Behinderte und ältere Menschen werden oft nicht als wichtige Teilnehmer der Wirtschaft gesehen. Tatsache ist aber: Barrieren, mit denen behinderte Menschen kämpfen, stellen auch für die Generation 50plus, eine wachsende Konsumentengruppe, ein großes Probleme dar. Der Begriff 50plus meint jene, die nach dem zweiten Weltkrieg geboren wurden und sich in der Zeit des Wirtschaftsbooms gut situieren konnten. Sie kommen nun in ein Lebensalter, in dem sie die Früchte ihrer Arbeit genießen könnten und wollten.

Dabei müssen sie sich nun mit Barrieren herumschlagen, die mit den natürlichen Einschränkungen des Alters, wie Sehschwäche, Hörschwäche und Mobilitätseinschränkungen zu tun haben. Diese Gruppe wächst und sie wird im Durchschnitt immer älter. Deshalb bekommt die Devise "Barrierefrei - ohne Hürden durchs Leben" eine stärkere Bedeutung.

Zunächst möchte ich meinen ersten Gast, Frau Grundner, hier im ORF-KulturCafe begrüßen. Können Sie kurz sagen, was Sie tun und wo Sie beschäftigt sind?

Maria Grundner: Ich bin Mitarbeiterin der ÖAR (Österreichische Arbeitsgemeinschaft für Rehabilitation) und betreue dort das Sekretariat für Barrierefreiheit.

In meinen Arbeitsbereich fällt die Beratung für Architekten, Betroffene und Bauherren, die barrierefrei bauen wollen. Ich arbeite mit den Studien unterschiedlichster Bundesministerien und bin auch für Gleichstellungsfragen zuständig. Was ich auch mache: Ich setze das Bundes-Behinderten-Gleichstellungsgesetz im Bereich von Bundesbauten zu Etappenplänen um.

Freak-Moderatorin: Dann frage ich Sie noch etwas Einfacheres: Welche Schule beziehungsweise welche Ausbildung haben Sie gemacht?

Maria Grundner: Ich habe die Höhere Technische Lehranstalt für Hochbau absolviert, danach sechs Jahre bei einem Baumeister als Mitarbeiterin in der Statik gearbeitet und bin jetzt seit Februar bei der ÖAR in Wien angestellt.

Freak-Moderatorin: Sind Sie selber behindert?

Maria Grundner: Ich habe eine Muskelkrankheit, bin gehbehindert und benütze für einen Teil den Rollstuhl.

Freak-Moderatorin: Herr Erich Schmid, können Sie sich kurz vorstellen?

Erich Schmid: Ich bin von Geburt an blind.
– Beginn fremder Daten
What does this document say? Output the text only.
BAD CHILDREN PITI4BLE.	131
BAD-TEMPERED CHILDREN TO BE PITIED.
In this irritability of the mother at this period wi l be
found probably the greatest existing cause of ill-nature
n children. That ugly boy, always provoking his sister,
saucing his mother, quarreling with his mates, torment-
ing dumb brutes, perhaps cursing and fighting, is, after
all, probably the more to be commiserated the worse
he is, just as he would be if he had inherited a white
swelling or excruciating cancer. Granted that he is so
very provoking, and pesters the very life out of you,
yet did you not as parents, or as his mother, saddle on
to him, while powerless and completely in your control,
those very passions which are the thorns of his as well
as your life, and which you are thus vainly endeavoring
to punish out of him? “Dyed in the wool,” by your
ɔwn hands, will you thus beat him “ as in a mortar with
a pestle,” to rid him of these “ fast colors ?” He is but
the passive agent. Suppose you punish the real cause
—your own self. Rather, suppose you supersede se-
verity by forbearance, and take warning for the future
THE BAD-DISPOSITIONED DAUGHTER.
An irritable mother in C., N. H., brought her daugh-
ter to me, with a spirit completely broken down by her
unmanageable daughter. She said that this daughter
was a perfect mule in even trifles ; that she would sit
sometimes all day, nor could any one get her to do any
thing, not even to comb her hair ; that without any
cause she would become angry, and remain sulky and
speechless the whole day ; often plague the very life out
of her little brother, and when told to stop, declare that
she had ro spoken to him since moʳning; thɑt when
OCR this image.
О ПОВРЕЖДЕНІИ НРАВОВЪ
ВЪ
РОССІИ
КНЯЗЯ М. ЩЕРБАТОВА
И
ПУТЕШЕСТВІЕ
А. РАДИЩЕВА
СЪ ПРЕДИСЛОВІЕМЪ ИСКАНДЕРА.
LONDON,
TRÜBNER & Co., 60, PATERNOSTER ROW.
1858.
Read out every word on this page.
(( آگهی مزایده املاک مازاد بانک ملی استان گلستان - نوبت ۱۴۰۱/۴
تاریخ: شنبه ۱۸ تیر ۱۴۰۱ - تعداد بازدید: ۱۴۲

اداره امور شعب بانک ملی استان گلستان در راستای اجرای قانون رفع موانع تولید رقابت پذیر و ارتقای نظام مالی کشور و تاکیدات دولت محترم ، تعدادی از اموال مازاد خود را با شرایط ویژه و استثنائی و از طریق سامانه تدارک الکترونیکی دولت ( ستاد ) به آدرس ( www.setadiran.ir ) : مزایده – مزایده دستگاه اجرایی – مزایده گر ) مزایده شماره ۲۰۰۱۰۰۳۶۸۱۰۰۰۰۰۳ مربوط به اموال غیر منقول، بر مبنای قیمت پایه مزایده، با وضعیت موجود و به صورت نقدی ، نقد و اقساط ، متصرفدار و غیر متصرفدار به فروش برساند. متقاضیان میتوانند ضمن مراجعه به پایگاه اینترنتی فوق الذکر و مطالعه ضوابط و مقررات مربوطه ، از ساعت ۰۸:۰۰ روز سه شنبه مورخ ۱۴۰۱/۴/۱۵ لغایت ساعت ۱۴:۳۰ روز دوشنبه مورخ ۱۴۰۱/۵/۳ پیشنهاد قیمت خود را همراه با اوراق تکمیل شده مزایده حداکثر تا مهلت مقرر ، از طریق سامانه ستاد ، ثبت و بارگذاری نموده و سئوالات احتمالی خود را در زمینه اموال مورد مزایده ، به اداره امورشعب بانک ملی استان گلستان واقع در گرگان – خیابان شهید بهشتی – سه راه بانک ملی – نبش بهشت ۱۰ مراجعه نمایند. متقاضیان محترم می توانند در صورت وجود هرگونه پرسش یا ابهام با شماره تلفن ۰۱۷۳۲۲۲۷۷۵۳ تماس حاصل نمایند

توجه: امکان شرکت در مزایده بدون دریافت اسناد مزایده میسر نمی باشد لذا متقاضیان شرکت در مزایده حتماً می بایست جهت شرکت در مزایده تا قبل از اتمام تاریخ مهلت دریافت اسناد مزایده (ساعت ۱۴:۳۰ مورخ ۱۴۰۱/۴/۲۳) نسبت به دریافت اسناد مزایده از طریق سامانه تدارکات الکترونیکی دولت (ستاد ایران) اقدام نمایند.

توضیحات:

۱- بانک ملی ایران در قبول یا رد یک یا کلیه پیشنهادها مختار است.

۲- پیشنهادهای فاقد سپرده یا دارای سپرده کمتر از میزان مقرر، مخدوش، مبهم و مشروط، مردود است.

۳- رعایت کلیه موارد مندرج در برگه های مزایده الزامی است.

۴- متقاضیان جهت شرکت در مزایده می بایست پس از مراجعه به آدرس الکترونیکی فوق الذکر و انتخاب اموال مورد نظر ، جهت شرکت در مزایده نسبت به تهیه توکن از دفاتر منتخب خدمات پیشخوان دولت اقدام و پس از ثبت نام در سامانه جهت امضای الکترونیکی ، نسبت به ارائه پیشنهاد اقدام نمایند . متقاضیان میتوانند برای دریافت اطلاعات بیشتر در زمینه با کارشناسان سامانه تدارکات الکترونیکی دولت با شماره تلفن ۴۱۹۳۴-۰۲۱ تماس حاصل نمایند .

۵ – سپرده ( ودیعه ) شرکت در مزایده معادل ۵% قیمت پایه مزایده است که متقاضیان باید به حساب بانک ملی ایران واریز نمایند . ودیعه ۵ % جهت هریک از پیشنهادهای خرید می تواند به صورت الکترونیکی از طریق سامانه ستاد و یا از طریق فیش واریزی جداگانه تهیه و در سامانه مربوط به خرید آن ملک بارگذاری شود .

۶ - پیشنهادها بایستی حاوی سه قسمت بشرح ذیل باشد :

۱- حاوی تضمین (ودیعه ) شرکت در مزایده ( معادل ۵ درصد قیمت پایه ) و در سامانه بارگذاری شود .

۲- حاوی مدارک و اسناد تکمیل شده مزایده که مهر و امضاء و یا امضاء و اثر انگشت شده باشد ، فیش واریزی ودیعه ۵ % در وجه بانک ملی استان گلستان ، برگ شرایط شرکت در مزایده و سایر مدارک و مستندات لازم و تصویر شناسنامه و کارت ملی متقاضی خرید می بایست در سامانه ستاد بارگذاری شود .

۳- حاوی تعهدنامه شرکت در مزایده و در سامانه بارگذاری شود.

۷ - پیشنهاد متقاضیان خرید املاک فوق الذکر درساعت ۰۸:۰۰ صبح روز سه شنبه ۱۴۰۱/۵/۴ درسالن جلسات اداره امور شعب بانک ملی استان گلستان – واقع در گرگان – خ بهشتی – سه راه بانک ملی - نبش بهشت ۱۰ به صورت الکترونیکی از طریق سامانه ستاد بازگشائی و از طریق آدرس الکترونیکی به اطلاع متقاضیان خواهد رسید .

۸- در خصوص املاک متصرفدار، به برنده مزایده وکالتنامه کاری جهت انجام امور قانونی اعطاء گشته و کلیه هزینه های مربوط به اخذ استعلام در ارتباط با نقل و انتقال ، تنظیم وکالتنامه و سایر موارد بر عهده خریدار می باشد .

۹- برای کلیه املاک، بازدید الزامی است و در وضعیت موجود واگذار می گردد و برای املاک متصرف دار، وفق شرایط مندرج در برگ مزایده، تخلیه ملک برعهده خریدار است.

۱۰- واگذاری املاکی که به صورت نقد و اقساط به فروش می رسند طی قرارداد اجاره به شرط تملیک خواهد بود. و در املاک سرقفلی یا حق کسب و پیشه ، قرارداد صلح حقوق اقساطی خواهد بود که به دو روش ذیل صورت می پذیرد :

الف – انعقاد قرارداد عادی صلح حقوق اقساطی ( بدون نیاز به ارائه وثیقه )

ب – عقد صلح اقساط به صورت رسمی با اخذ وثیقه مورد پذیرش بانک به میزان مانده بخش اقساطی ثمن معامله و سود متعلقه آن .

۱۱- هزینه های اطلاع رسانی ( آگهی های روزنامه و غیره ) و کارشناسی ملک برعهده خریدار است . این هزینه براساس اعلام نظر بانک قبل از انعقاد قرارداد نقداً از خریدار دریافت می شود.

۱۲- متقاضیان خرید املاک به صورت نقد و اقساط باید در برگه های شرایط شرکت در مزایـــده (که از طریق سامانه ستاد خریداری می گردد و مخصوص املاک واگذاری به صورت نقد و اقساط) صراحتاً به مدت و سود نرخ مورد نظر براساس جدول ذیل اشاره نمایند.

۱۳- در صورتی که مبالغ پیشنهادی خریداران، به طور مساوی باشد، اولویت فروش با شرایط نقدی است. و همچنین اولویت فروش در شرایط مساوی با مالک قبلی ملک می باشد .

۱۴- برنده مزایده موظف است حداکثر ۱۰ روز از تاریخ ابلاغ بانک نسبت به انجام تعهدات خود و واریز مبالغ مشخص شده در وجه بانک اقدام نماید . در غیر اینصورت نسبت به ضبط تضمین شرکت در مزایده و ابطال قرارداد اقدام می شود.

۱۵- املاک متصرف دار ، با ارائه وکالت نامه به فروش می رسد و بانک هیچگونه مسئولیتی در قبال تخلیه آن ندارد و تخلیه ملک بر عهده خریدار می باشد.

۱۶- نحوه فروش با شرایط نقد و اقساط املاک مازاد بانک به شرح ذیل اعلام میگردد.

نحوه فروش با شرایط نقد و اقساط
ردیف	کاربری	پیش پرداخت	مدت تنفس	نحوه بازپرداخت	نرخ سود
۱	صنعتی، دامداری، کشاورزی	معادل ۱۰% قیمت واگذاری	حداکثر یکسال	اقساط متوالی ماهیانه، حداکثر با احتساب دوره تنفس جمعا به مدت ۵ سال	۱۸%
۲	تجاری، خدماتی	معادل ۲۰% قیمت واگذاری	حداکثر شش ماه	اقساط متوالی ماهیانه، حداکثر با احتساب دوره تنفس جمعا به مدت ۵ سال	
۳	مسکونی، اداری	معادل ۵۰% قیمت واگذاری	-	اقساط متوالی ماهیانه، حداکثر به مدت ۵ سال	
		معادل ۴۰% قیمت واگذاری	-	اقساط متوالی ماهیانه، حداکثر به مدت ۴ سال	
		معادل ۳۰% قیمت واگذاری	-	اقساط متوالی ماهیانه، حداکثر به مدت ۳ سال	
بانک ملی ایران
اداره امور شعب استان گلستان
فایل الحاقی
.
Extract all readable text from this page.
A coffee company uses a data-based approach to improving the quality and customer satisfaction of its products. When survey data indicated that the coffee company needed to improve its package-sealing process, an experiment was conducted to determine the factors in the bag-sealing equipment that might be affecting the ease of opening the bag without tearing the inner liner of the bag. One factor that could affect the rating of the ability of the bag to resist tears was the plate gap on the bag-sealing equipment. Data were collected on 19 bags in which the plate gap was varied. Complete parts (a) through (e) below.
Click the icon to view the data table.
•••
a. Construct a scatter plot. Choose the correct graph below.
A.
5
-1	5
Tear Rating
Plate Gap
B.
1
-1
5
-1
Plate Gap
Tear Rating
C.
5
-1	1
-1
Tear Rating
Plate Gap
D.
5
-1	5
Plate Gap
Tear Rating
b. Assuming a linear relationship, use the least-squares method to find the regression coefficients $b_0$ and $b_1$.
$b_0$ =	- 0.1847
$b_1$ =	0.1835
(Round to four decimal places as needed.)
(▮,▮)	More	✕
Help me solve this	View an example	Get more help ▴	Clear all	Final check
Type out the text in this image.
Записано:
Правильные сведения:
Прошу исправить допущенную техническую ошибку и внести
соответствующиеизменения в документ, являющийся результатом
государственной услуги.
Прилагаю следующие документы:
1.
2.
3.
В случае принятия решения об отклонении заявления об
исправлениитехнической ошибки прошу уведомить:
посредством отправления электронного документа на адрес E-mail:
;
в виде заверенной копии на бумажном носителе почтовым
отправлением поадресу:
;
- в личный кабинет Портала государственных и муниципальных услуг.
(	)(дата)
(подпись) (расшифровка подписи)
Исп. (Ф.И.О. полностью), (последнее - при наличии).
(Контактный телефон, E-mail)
Ich bin Lehrer am Bundesblindenerziehungsinstitut in Wien und dort vor allem zuständig für die EDV (Elektronische Datenverarbeitung). Ich beschäftige mich viel mit Hilfsmitteln für blinde Menschen, vor allem im Computerbereich. Und ich bin Projektleiter für die Produktion tastbarer Pläne. Darunter fallen zu Beispiel auch Pläne von Gebäuden oder Stadtpläne sowie Atlanten.

Freak-Moderatorin: Der Dritte hier am Tisch ist Herr Gerhard Witzany vom ÖZIV (Österreichischer Zivil-Invalidenverband), können Sie sich kurz vorstellen?

Gerhard Witzany: Ich arbeite als Leiter der Gleichstellungsberatung für den ÖZIV. Der ÖZIV ist eine Interessensvertretung von und für Menschen mit Behinderung und setzt sich hier aktiv seit über vierzig Jahren für Wünsche, Belange und Bedürfnisse von behinderten Menschen ein. Der ÖZIV hat traditionell eine Reihe von Dienstleistungen, die direkt an behinderte Menschen adressiert sind, zum Beispiel Support, persönliches Coaching, Schulungen, Rechtsdatenbank, Arbeitsassistenz und andere.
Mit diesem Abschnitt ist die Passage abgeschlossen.